It takes so long to shake off the newcomer designation in a rural community. And it takes so little to make it stick like glue. We added some glue early in our stay in Cariboo.
Pioneer Ranch lies on one of the historic grassy openings that attracted cattle drovers headed for the Cariboo goldfields. Our quarter section was mostly pasture land, ringed by gentle hills. The timbered southwest corner was our own private forest, a magical woodland with fences regularly trampled by moose, deer, bears and the neighbours’ errant cattle.
One night, around November of our first year on the ranch, I drew the short straw. That meant it was my turn to do the last check on our menagerie of chickens, sheep, cows, pigs, geese, goats and one cranky horse.
The air was still, the sky so full of stars I needed no flashlight as I walked the dark path to the barnyard. The animals were bedded down and ignored me as I wandered among them.
As I started back to the house, an unusual light in the southwest woods caught my eye. When I stopped to take a better look, I recognized the unmistakable flicker of fire. That small stand of old timber was precious to us. I have always loved trees, but my husband viewed them as a standing gold mine, not obscene wealth but at least the promise of a new tractor or some cows sometime in the future.
I raced to the house. “Fire! Fire!”
My husband and his son hopped on the tractor, grabbed shovels and chain saws and motored across the field and up the hill. My task was to phone everyone we knew within a ten-mile radius. In a rural area, that is not a crowd, but we figured if enough people showed up we could at least keep the fire contained. We also figured, since it was after eleven, everyone I called would be in bed.

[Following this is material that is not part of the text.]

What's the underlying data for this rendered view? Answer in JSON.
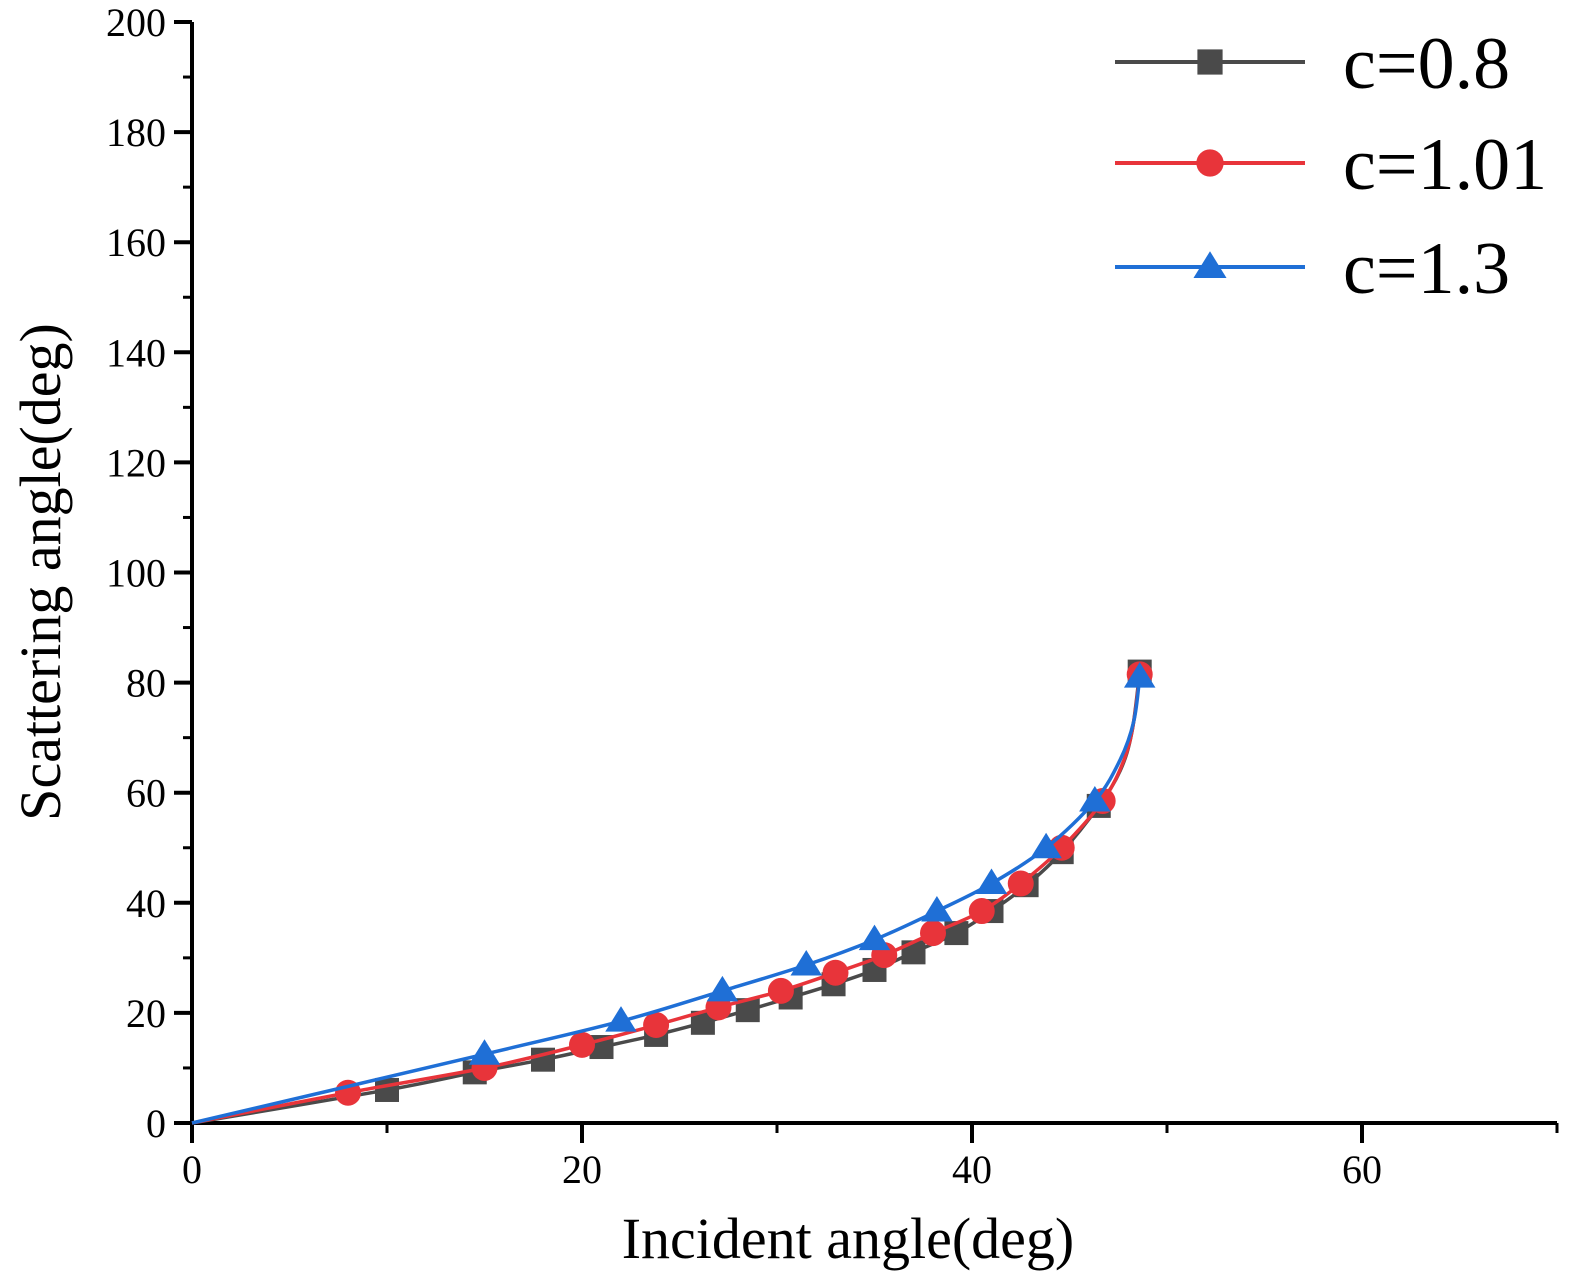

We were still pretty much strangers, but no one hesitated. They grabbed tools, jumped in their cars and converged on the ranch. When they saw where the fire was, they raced to a side road and rushed to the fire.

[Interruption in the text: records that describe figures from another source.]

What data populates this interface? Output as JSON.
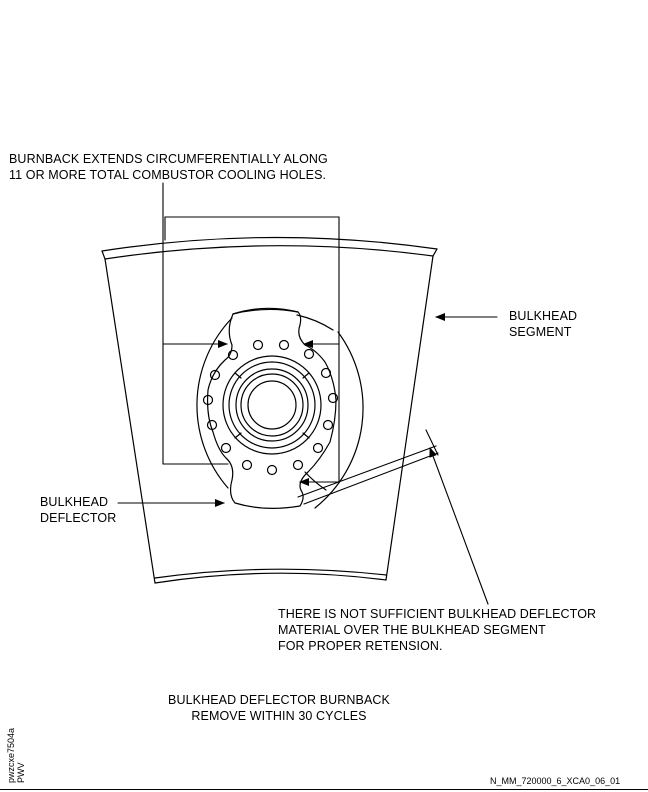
{
  "callouts": {
    "burnback": [
      "BURNBACK EXTENDS CIRCUMFERENTIALLY ALONG",
      "11 OR MORE TOTAL COMBUSTOR COOLING HOLES."
    ],
    "bulkhead_segment": [
      "BULKHEAD",
      "SEGMENT"
    ],
    "bulkhead_deflector": [
      "BULKHEAD",
      "DEFLECTOR"
    ],
    "insufficient": [
      "THERE IS NOT SUFFICIENT BULKHEAD DEFLECTOR",
      "MATERIAL OVER THE BULKHEAD SEGMENT",
      "FOR PROPER RETENSION."
    ]
  },
  "caption": [
    "BULKHEAD DEFLECTOR BURNBACK",
    "REMOVE WITHIN 30 CYCLES"
  ],
  "side_codes": [
    "pwzcxe7504a",
    "PWV"
  ],
  "figure_id": "N_MM_720000_6_XCA0_06_01"
}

This was before the era of cell phones. The first people to arrive had no way of letting the others know they could scrap the operation and head back to their beds.
What they found was an eccentric neighbour, violating the fire ban to burn a huge pile of scrap wood. He knew the conservation officer, who would have issued him a ticket, never drove by that time of the night. So he waited until full dark and until anyone who might have gone into town for a movie or dinner with friends would be back home. Then he struck a match and started his fire. He figured he could keep it contained and did not give a fig for rules.
What stays with me nearly twenty years later is how gracious everyone was. No one ever chided us for the false alarm. They all said we had done the right thing by calling for help.
The incident became part of local folklore, a joke on the new people, the townies who did not yet know the people around them. But we learned an important lesson that night. When you live beyond the reach of the nearest fire department, the only reliable insurance you have is good neighbours, and we had them.